Starting Jan. 1, 2027, deployers of high-risk AI decision systems “shall use reasonable care to protect consumers from any known or reasonably foreseeable risks of algorithmic discrimination,” says the bill: In any complaint brought by the state attorney general, the deployer would have a rebuttable presumption if they complied with the bill’s risk management section and an independent third party completed bias and governance audits for the AI system.

Also, deployers would have to notify consumers before using a high-risk AI system to make a consequential decision and provide a statement disclosing the system's purpose and the nature of the decision. If the decision is adverse, the company would have to explain the reasons for it, how much the AI system contributed to the decision, and the type and source of data that the AI processed to make the decision. In that case, the consumer would be able to correct any incorrect data that was used and appeal the decision for human review.

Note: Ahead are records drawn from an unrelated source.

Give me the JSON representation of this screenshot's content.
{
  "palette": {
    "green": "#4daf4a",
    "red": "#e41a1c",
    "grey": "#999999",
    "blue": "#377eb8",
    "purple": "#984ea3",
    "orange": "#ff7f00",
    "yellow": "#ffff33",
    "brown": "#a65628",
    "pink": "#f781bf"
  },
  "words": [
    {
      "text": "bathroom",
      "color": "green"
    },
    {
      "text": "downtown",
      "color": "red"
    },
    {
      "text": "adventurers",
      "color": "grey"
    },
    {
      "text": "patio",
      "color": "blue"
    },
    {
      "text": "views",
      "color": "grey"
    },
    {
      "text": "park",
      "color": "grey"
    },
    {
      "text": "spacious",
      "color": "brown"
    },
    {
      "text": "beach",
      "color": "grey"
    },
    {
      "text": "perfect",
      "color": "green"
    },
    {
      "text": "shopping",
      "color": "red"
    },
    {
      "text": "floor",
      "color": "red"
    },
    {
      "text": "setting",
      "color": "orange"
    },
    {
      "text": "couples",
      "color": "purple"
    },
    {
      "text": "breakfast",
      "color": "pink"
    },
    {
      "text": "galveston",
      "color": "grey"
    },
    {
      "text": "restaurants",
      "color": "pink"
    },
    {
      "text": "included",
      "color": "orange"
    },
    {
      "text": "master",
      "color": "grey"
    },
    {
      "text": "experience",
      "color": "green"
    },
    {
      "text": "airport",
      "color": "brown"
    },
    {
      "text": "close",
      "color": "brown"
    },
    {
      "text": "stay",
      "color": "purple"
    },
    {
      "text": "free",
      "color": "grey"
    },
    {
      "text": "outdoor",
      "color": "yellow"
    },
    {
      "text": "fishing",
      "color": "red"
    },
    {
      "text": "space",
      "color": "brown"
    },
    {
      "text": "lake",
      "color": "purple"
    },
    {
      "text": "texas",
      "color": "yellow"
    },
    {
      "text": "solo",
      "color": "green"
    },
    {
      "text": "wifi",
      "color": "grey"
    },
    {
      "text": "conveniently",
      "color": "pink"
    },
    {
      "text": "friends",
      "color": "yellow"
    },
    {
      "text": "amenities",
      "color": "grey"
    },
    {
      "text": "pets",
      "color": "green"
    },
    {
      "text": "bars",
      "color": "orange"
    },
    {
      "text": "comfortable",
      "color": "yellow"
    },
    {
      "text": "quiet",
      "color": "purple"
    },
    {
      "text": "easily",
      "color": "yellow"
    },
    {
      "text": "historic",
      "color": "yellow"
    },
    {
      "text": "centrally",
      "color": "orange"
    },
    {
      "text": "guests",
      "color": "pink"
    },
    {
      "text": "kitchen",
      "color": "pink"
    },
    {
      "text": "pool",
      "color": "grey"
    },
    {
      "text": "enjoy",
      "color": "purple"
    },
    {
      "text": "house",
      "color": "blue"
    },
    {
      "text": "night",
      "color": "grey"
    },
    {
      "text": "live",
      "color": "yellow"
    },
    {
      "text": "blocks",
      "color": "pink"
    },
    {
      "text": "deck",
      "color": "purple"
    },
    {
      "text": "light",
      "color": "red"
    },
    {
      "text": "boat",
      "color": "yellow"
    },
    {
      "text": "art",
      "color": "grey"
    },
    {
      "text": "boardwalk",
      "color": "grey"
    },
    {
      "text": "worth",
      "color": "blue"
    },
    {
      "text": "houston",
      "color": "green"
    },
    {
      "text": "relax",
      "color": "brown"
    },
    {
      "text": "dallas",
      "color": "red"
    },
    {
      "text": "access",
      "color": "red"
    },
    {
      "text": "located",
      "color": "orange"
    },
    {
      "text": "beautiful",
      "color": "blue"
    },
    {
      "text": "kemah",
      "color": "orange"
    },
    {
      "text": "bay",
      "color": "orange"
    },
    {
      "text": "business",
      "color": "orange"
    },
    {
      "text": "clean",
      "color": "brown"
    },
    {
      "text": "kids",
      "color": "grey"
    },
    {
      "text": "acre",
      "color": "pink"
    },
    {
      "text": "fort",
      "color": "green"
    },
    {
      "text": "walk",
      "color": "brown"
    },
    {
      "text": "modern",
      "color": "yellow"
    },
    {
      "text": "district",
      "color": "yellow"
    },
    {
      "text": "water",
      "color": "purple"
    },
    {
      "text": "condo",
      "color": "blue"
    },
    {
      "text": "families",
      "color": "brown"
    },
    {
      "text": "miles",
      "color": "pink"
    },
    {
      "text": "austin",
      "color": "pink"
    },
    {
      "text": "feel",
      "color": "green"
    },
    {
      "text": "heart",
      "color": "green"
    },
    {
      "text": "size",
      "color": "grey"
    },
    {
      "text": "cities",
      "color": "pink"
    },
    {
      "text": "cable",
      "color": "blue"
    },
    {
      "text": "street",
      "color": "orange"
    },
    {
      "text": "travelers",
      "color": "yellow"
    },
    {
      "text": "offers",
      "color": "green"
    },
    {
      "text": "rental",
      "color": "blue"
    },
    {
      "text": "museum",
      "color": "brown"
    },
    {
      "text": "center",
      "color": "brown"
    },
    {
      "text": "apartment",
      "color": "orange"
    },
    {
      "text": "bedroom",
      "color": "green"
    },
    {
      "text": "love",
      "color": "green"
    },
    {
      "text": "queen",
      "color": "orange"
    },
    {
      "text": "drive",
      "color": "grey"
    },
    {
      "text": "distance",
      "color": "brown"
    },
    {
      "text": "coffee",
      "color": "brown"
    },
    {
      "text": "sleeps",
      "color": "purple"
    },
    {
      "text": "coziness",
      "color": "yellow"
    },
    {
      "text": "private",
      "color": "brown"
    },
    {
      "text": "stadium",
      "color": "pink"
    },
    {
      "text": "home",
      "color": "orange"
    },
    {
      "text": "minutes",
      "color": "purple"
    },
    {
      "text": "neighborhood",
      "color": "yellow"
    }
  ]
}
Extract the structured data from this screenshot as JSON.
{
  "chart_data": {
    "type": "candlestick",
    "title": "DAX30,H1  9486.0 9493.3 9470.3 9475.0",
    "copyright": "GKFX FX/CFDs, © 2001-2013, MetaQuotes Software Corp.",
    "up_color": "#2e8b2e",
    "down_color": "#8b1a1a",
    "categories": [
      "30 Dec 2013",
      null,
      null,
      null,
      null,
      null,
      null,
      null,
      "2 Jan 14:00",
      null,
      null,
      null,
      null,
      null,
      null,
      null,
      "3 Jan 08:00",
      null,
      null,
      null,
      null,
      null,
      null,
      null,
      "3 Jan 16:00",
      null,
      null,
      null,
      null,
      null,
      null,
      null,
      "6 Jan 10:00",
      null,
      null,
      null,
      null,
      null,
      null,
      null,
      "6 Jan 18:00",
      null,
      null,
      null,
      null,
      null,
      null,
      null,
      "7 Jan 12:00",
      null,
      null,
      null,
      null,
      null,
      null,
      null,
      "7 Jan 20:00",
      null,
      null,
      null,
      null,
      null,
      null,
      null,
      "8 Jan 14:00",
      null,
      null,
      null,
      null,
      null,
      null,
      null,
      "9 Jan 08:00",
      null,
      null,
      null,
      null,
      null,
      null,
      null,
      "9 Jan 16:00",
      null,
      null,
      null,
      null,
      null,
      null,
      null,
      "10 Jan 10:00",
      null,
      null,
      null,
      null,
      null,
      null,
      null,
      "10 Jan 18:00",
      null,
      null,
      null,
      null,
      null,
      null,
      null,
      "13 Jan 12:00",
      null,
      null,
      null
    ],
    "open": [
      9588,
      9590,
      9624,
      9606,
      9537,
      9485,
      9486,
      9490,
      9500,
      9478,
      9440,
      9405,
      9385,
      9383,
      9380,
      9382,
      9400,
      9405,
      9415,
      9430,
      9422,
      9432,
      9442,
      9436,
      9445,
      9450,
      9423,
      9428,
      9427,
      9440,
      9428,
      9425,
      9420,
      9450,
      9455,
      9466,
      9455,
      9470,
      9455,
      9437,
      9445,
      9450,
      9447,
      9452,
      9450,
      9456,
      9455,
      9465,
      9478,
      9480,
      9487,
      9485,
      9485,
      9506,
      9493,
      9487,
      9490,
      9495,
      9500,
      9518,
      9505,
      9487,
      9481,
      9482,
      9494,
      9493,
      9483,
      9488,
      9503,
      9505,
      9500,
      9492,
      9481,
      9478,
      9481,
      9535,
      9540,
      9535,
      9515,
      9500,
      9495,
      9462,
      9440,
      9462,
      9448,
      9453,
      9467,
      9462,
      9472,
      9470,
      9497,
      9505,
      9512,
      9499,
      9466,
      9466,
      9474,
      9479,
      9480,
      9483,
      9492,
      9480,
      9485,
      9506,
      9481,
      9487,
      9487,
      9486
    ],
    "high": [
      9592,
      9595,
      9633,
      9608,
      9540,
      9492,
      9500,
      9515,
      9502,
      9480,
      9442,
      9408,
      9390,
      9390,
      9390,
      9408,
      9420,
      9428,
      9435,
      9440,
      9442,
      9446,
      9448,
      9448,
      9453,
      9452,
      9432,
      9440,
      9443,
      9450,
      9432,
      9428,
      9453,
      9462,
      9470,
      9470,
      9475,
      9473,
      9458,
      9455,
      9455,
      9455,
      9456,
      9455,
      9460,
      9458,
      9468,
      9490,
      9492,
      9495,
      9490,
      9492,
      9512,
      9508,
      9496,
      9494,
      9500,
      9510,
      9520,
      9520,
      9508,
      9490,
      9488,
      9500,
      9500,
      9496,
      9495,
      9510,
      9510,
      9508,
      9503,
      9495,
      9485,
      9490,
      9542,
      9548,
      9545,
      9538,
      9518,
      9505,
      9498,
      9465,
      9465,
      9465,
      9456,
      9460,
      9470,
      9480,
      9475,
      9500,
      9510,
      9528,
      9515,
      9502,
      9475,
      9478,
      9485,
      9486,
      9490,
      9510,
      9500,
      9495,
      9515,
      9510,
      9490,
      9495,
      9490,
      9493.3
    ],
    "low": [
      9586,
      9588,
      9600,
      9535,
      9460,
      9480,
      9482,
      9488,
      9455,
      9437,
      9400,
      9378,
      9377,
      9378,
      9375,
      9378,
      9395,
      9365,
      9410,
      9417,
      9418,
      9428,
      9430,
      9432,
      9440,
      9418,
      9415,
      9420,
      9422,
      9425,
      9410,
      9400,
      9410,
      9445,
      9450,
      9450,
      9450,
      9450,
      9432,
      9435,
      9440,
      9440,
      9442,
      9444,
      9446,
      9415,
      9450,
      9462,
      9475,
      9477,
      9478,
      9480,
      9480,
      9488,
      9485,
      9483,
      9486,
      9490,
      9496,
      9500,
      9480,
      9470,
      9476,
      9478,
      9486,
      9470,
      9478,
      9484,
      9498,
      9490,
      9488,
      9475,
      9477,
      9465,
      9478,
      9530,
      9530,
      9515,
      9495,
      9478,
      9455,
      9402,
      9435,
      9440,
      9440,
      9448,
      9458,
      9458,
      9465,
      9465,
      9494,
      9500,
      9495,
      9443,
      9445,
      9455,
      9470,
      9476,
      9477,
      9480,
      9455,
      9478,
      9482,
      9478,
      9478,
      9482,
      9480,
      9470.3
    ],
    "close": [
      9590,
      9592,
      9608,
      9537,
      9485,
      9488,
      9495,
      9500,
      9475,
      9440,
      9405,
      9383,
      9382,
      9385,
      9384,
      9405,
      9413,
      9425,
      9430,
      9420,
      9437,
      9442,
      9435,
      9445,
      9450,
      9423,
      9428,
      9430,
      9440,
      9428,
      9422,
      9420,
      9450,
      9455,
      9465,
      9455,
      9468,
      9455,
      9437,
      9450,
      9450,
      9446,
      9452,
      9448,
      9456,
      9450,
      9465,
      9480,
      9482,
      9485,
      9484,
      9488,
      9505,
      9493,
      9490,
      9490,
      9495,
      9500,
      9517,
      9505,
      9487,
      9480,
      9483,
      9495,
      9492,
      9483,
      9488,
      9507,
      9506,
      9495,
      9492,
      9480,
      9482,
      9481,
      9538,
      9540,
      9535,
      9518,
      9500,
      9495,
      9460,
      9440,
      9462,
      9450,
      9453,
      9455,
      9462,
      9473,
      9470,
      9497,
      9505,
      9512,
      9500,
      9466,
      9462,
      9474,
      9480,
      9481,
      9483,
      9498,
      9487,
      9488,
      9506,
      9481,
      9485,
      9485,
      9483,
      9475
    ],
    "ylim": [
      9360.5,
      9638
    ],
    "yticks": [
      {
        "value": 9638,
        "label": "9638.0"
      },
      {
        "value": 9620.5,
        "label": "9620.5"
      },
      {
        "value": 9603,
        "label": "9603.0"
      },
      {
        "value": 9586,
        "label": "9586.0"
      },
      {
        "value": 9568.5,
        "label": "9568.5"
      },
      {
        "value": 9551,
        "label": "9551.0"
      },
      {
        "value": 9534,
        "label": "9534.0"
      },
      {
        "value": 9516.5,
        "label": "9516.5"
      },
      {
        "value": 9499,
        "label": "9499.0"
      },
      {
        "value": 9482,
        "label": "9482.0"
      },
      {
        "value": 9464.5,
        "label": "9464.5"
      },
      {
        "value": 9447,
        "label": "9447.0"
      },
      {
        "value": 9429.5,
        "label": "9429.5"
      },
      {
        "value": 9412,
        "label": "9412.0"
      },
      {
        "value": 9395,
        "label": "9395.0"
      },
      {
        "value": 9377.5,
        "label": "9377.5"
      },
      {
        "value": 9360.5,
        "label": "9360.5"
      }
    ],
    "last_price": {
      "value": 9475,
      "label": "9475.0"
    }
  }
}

In addition, the Bores bill would require a deployer to put a clear statement on its website about what AI systems decision systems it uses, “how such deployer manages any known or reasonably foreseeable risks of algorithmic discrimination that may arise” from deploying each system and, “in detail, the nature, source and extent of the information collected and used by such deployer.”

Colorado passed the first comprehensive AI state bill last year and is expected to consider amendments this session. Connecticut Senate leaders said last month that they would try for a second year to pass a sweeping AI bill. Also, Texas Rep. Giovanni Capriglione (R) prefiled a broad AI bill (HB-1709) Dec. 23.